India needs to work fast to save its rivers; otherwise the Ganga and Yamuna could soon pass into mythology
For India, China, Nepal and Bangladesh, the availability of water and dependence on the monsoon is central to the problem of food security. Huge tracts of farming regions in all four countries are fed by rivers that have a common source — the Himalayan glaciers. It is this common thread that now has India and its three neighbours facing a possibly much more serious food security crisis than the present one; something that can push inflation to levels that will make the present rate deem manageable.
This is one of the conclusions of the think tank Strategic Foresight Group in its to-be-launched study titled The Himalayan Challenge, Water Security in Emerging Asia. “We do not want to be alarmist. We are not saying that the glaciers will vanish in another 30 or 50 years. In fact, that might take up to 700 years. But the process of melting has started and the impact is starting to show,” says the group’s president, Sundeep Waslekar.
By 2050, says the study, a lethal mix of this glacial melting along with water scarcity and disruptive precipitation patterns will see a massive reduction in the production of rice, wheat, maize and fish. It predicts, “Both India and China will face drop in the yield of wheat and rice anywhere between 30-50 percent by 2050. At the same time, demand for food grains will go up by at least 20 percent. As a net result, China and India alone will need to import more than 200-300 million tonnes of wheat and rice, driving up the international prices of these commodities in the world market.”
Consider this. A weak monsoon last year triggered a minor food crisis in India. Though the country has surplus wheat and rice currently, it is a net importer of pulses and oil seeds. From time to time, India also depends on the international market to meet the local demand for sugar. The result of this mixed fortune in food security? A food inflation that has hovered around the15 percent mark for over a year.
The food security report among India’s neighbours is not rosy either. China is a net importer of palm, soya and is buying large amounts of corn from the US, in levels that were last seen 14 years ago. Bangladesh is importing 300,000 tonnes of its staple food, rice, this year and Nepal has been dependent on the international market for its food needs for sometime now.

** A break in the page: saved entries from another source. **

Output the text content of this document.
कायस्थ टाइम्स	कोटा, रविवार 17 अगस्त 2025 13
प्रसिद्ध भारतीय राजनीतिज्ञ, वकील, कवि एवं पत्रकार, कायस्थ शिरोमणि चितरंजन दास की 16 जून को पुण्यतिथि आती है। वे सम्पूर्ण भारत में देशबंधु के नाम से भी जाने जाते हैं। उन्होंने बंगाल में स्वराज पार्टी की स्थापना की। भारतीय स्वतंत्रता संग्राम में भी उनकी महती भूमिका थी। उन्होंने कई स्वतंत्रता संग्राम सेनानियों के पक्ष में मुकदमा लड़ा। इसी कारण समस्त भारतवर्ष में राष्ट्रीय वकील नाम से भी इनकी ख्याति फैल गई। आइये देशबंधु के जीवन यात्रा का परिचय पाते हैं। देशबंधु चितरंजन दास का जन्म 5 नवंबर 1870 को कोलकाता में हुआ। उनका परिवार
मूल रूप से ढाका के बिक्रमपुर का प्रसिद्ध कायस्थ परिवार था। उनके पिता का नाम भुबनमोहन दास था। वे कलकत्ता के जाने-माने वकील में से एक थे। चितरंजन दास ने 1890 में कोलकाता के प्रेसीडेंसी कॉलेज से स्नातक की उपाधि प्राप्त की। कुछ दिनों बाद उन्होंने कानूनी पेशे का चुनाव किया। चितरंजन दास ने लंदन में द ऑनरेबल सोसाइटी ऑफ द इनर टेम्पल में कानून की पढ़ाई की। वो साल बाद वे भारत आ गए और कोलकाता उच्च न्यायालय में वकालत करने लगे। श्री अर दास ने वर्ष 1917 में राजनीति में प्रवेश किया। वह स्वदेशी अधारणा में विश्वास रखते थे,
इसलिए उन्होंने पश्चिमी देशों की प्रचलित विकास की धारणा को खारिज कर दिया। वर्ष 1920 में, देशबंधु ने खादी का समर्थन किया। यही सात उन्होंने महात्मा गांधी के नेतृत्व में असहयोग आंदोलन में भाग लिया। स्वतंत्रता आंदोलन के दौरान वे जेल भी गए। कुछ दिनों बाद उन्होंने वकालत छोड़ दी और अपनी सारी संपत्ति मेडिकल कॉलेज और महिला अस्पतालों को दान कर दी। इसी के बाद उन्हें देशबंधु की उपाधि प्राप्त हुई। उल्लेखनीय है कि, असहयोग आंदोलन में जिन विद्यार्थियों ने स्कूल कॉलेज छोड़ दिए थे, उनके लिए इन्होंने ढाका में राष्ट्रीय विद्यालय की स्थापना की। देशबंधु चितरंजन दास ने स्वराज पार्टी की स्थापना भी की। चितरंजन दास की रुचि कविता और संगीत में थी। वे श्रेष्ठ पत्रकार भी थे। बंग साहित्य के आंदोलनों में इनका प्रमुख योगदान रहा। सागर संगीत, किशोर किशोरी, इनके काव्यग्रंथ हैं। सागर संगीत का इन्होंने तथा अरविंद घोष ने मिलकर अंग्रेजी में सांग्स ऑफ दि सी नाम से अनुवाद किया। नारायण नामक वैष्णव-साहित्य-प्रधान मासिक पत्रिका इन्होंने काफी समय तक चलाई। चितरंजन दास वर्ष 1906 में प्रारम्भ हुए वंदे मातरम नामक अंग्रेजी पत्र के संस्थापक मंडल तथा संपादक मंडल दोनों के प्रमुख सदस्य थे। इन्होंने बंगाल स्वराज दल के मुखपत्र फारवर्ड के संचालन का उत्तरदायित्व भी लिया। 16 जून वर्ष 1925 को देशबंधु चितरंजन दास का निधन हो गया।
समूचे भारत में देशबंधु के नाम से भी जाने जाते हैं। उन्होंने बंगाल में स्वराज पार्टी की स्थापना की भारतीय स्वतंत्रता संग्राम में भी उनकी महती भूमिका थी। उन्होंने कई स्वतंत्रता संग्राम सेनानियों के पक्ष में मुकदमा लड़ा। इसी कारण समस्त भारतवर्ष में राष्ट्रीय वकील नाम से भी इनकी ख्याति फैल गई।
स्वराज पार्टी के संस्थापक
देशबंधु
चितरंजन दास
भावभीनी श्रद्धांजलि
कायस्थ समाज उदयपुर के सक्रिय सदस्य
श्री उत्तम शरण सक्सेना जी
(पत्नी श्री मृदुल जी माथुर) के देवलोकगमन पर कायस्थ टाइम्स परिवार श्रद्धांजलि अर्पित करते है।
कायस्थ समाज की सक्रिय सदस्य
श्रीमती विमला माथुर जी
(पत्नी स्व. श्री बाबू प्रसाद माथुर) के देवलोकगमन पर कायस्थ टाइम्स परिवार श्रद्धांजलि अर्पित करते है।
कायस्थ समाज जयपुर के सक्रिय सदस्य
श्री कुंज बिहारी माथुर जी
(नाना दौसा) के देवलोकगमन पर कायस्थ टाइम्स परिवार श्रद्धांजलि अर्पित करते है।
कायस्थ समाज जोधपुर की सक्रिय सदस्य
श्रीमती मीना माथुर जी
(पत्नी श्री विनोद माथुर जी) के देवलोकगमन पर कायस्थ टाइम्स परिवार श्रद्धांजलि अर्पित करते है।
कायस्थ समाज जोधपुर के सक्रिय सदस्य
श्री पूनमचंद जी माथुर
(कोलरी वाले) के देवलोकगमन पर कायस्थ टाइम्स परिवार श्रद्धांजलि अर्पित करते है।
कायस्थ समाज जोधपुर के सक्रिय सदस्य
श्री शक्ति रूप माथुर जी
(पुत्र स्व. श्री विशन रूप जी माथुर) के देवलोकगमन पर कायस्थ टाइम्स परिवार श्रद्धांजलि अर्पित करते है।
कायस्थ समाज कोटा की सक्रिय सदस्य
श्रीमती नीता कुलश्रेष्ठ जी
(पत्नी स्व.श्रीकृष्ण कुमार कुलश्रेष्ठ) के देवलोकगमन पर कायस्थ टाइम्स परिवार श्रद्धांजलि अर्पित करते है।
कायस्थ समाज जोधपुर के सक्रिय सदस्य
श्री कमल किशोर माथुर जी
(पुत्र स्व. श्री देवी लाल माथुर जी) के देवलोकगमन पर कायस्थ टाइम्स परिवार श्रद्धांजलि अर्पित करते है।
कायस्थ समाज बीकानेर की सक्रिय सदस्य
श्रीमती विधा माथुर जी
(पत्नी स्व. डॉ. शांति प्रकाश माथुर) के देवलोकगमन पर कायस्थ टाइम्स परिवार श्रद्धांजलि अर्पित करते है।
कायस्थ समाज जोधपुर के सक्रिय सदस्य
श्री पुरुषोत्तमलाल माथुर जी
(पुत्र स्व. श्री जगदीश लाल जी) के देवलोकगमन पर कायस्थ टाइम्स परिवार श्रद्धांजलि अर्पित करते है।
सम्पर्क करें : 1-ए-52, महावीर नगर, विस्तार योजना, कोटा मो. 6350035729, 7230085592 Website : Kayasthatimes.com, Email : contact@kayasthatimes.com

Illustation: Malay Karmakar
Put together, China and India are the largest producers and consumers of food grains and just a small variation in the demand and supply scenario is one country turns the global order topsy-turvy. For instance, if China were to import just 5 percent of its food grain needs, then the whole global export will be eaten up. In a similar situation, sugar deficit in India last year drove the sugar futures in New York to a 29-year high. The Yellow River in China and the Ganges (with its tributaries) in India will be the most affected by glacial melting and might turn into seasonal rivers by the second half of the century, the study notes. “They are expected to lose between 15 percent to 30 percent water due to glacier depletion. The Yangtze and Brahmaputra will also lose about 7 percent to 14 percent of the annual flow due to depletion of glaciers. Bangladesh will face the cumulative impact of these developments,” it says.